(I assume you intended to write 1/y, and not I/y, where the variable I is not defined.)
y = [1.6E5 2.5E5 4.1E5 8E5 1E6 2E6 7E6 2E7];
x = [17 20 27 59 62 81 89 95];
Often it is the case, when you cannot fit a model to your data, it means you model does not have the correct shape. This model would be a nice STRAIGHT line, when we plot it as as 1/y versus x.

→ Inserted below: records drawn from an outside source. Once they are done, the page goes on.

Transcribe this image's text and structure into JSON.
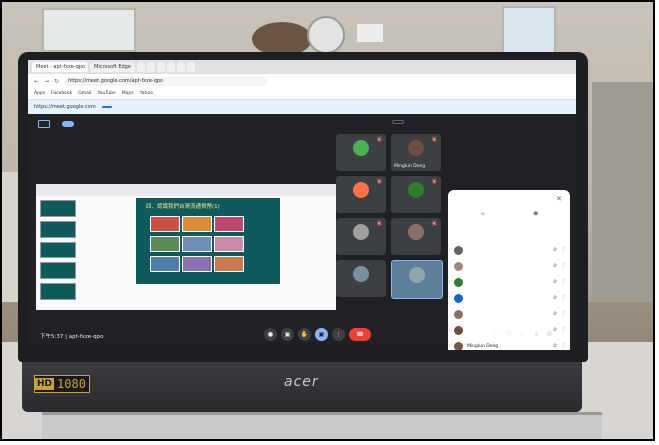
{
  "browser": {
    "tabs": [
      "Meet - apt-fxze-qpo",
      "Microsoft Edge",
      "",
      "",
      "",
      "",
      "",
      ""
    ],
    "url": "https://meet.google.com/apt-fxze-qpo",
    "bookmarks": [
      "Apps",
      "Facebook",
      "Gmail",
      "YouTube",
      "Maps",
      "Yahoo",
      "",
      "",
      "",
      ""
    ],
    "infobar": {
      "text": "https://meet.google.com",
      "button": ""
    }
  },
  "meet": {
    "presenting_text": "",
    "stop_button": "",
    "meeting_time": "下午5:37",
    "meeting_code": "apt-fxze-qpo",
    "slide": {
      "title": "四、認識我們台灣流通貨幣(1)"
    },
    "tiles": [
      {
        "name": "",
        "color": "#4caf50"
      },
      {
        "name": "Minglun Deng",
        "color": "#6d4c41"
      },
      {
        "name": "",
        "color": "#ff7043"
      },
      {
        "name": "",
        "color": "#2e7d32"
      },
      {
        "name": "",
        "color": "#9e9e9e"
      },
      {
        "name": "",
        "color": "#8d6e63"
      },
      {
        "name": "",
        "color": "#78909c"
      },
      {
        "name": "",
        "color": "#90a4ae"
      }
    ],
    "people_panel": {
      "title": "",
      "actions": [
        "",
        ""
      ],
      "participants": [
        {
          "name": "",
          "color": "#5f6368"
        },
        {
          "name": "",
          "color": "#a1887f"
        },
        {
          "name": "",
          "color": "#2e7d32"
        },
        {
          "name": "",
          "color": "#1565c0"
        },
        {
          "name": "",
          "color": "#8d6e63"
        },
        {
          "name": "",
          "color": "#6d4c41"
        },
        {
          "name": "Minglun Deng",
          "color": "#795548"
        },
        {
          "name": "",
          "color": "#f9a825"
        }
      ]
    }
  },
  "laptop": {
    "brand": "acer",
    "badge_hd": "HD",
    "badge_res": "1080"
  }
}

If we plot 1/y versus x, we would expect to see that behavior in the data. And here, it looks like we have not at all a straight line.
plot(x,1./y,'o')
I might also point out that since your data is scaled to go from 0-100 in x, so the model you wanted to write was probably
I/y = x/a + (100-x)/b.
How can we estimate a and b in that model? Easily enough. We could even use polyfit. There is no need to use a custom model in fit. But you can. Next, note that I'll fit the model as
1/y = x*a + (100-x)*b
and then invert a and b. fit manages to make it converge better if I do so.
mdl = fittype('x*a + (100 - x)*b','indep','x')
fittedmdl = fit(x(:),1./y(:),mdl,'start',[0.001 0.001]) % note that fit wants COLUMN vectors of data.
plot(fittedmdl,x,1./y)
a = 1./fittedmdl.a
b = 1./fittedmdl.b
Again though, I don't think your model fits the data very well.